Arms trade: the current situation
The global arms trade is approaching 100 billion USD annually. SIPRI recorded 58 countries as exporters of major weapons in 2011–15. The top five exporters during this period—the USA, Russia, China, Germany, and France—were responsible for almost 74 per cent of all arms exports. During the same period, 153 countries imported major weapons, with the top 5 recipients—India, Saudi Arabia, China, the UAE, and Australia—accounting for 34 per cent of the total arms imports.
Since the early 1990s, civil society has been actively campaigning for negotiation of a robust, comprehensive, legally-binding treaty to establish standards and restrictions on the international trade in conventional arms. After a seven year process at the United Nations, the Arms Trade Treaty (ATT) was adopted by the UN General Assembly on 2 April 2013, with the treaty entering into force on 24 December 2014. The ATT fills a gap and builds bridges between regulating the arms trade and enhancing human security. It provides a potentially useful tool to protect human beings and their rights by reducing and preventing armed conflict and armed violence.
A notable aspect of the ATT is that it prohibits the sale of arms if there is a risk that the weapons could be used to commit or facilitate serious violations of international humanitarian or human rights law. The ATT is also the first international treaty to recognise the link between the international arms trade and gender-based violence (GBV). Article 7(4) of the Treaty also prohibits exports that may be used to commit or facilitate serious acts of gender-based violence.
WILPF has consistently called for the Treaty to be more robust and comprehensive. Careful interpretation and implementation will be essential to avoid legitimising the international arms trade.

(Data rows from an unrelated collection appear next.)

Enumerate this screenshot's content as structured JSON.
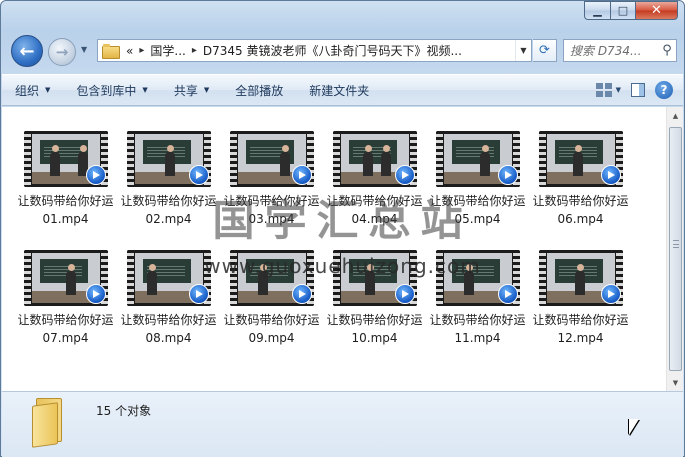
{
  "window": {
    "caption": {
      "minimize_glyph": "▁",
      "maximize_glyph": "□",
      "close_glyph": "✕"
    }
  },
  "address_bar": {
    "overflow": "«",
    "crumbs": [
      "国学...",
      "D7345 黄镜波老师《八卦奇门号码天下》视频..."
    ],
    "folder_icon": "folder-icon"
  },
  "search": {
    "placeholder": "搜索 D734..."
  },
  "toolbar": {
    "organize": "组织",
    "include_in_library": "包含到库中",
    "share": "共享",
    "play_all": "全部播放",
    "new_folder": "新建文件夹"
  },
  "files": [
    {
      "name": "让数码带给你好运01.mp4",
      "icon": "windows-media-player-icon"
    },
    {
      "name": "让数码带给你好运02.mp4",
      "icon": "windows-media-player-icon"
    },
    {
      "name": "让数码带给你好运03.mp4",
      "icon": "windows-media-player-icon"
    },
    {
      "name": "让数码带给你好运04.mp4",
      "icon": "windows-media-player-icon"
    },
    {
      "name": "让数码带给你好运05.mp4",
      "icon": "windows-media-player-icon"
    },
    {
      "name": "让数码带给你好运06.mp4",
      "icon": "windows-media-player-icon"
    },
    {
      "name": "让数码带给你好运07.mp4",
      "icon": "windows-media-player-icon"
    },
    {
      "name": "让数码带给你好运08.mp4",
      "icon": "windows-media-player-icon"
    },
    {
      "name": "让数码带给你好运09.mp4",
      "icon": "windows-media-player-icon"
    },
    {
      "name": "让数码带给你好运10.mp4",
      "icon": "windows-media-player-icon"
    },
    {
      "name": "让数码带给你好运11.mp4",
      "icon": "windows-media-player-icon"
    },
    {
      "name": "让数码带给你好运12.mp4",
      "icon": "windows-media-player-icon"
    }
  ],
  "watermark": {
    "title": "国学汇总站",
    "url": "www.guoxuehuizong.com"
  },
  "details": {
    "object_count": "15 个对象"
  },
  "colors": {
    "frame_top": "#cfe0f1",
    "toolbar": "#dfe9f5",
    "details": "#e9f1fa",
    "close": "#c33b1f"
  }
}
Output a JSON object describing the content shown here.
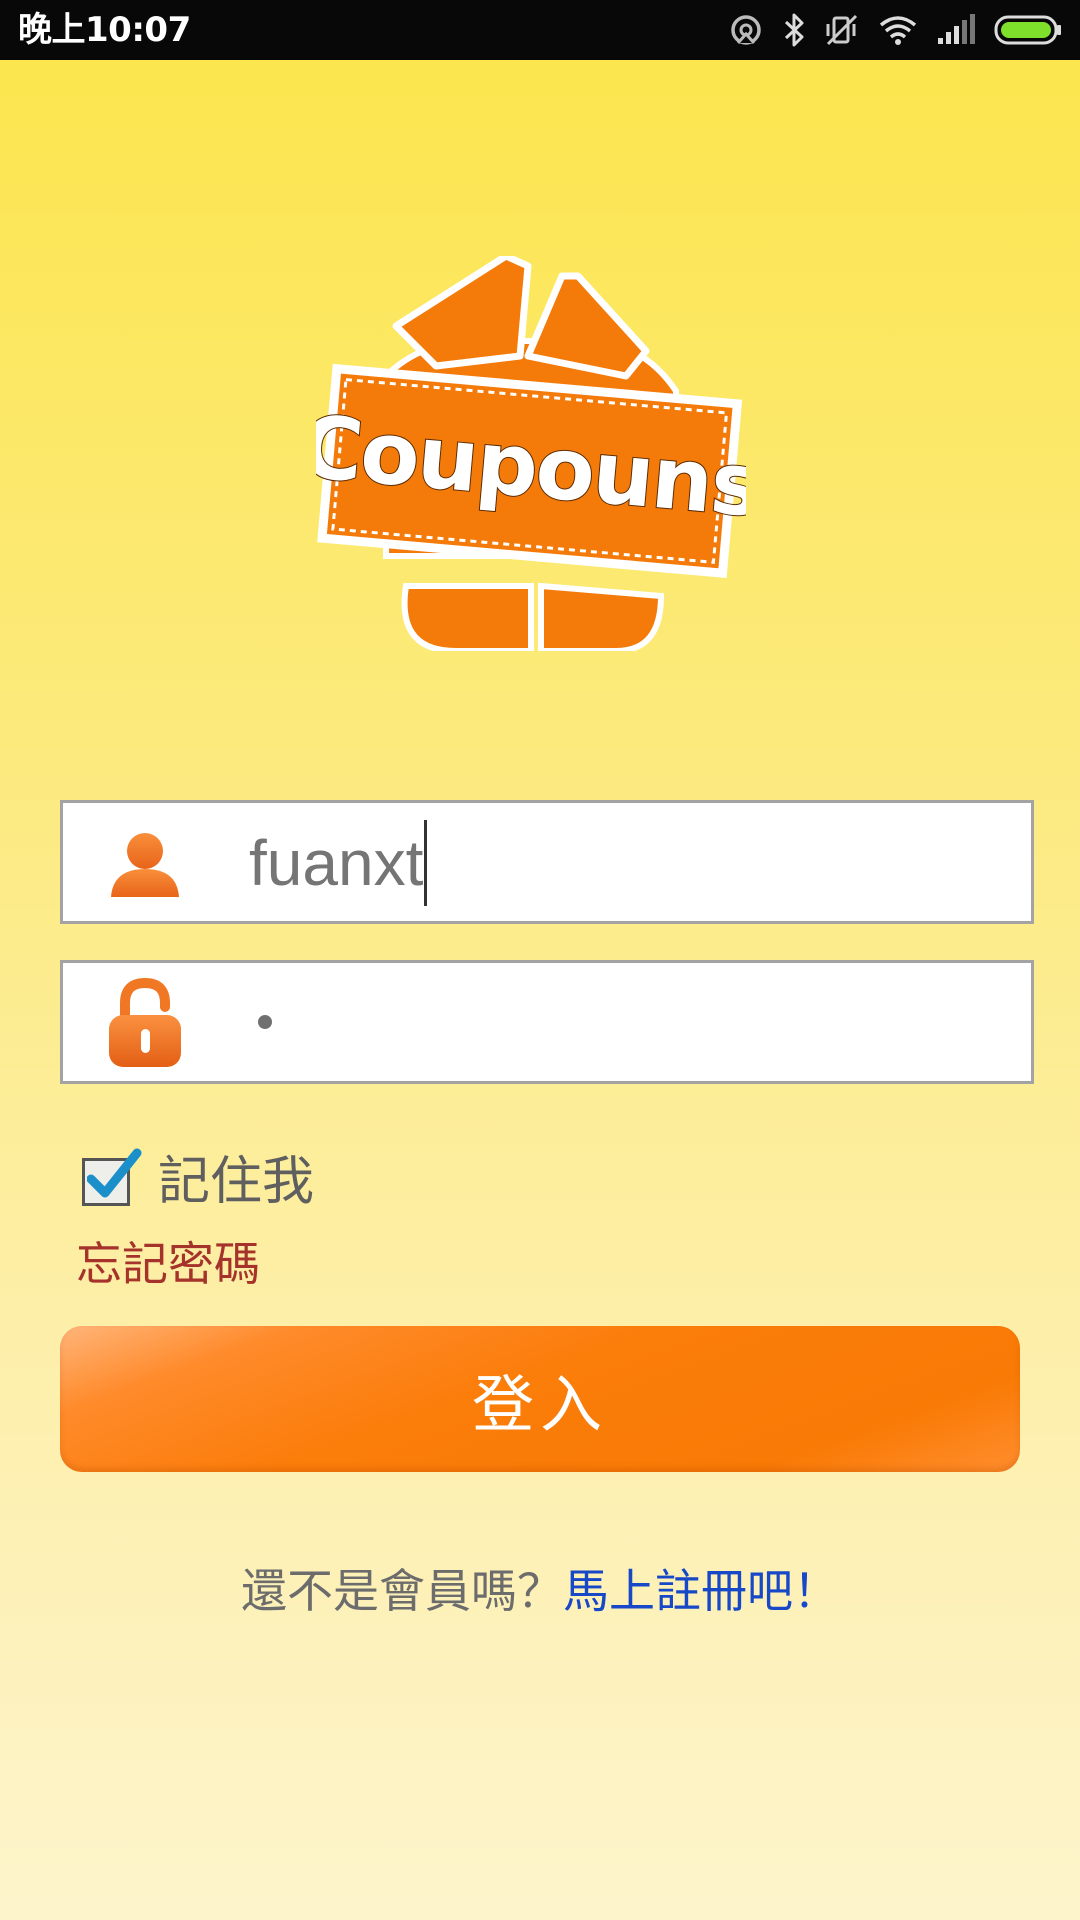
{
  "status_bar": {
    "time": "晚上10:07",
    "icons": [
      "sync-icon",
      "bluetooth-icon",
      "silent-icon",
      "wifi-icon",
      "signal-icon",
      "battery-icon"
    ],
    "battery_color": "#7ee02a"
  },
  "logo": {
    "text": "Coupouns",
    "color": "#f47a09"
  },
  "login_form": {
    "username_value": "fuanxt",
    "password_mask": "•",
    "remember_me_label": "記住我",
    "remember_me_checked": true,
    "forgot_password_label": "忘記密碼",
    "login_button_label": "登入"
  },
  "register": {
    "prompt": "還不是會員嗎？",
    "link": "馬上註冊吧！"
  },
  "colors": {
    "accent": "#fb7d0a",
    "link": "#1648c8",
    "forgot": "#a5332b",
    "background_top": "#fce54a",
    "background_bottom": "#fdf4cc"
  }
}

While the ATT covers the so-called legal arms trade, the illicit trade and proliferation of SALW also poses a grave danger to international security and stability and threatens the lives of millions around the world every year. Small Arms Survey highlights that arms trafficking fuels civil wars and regional conflicts; stocks the arsenals of terrorists, drug cartels, and other armed groups; and contributes to violent crime and the proliferation of sensitive technology.
The UN Programme of Action (UNPoA) provides the framework for activities to counter the illicit trade in small arms and light weapons. It was adopted by all UN member states in 2001. Since that time the UN has worked to support the implementation of the UNPoA at national, regional, and international levels.
Effective implementation of the ATT and UNPoA can help to prevent gender-based violence.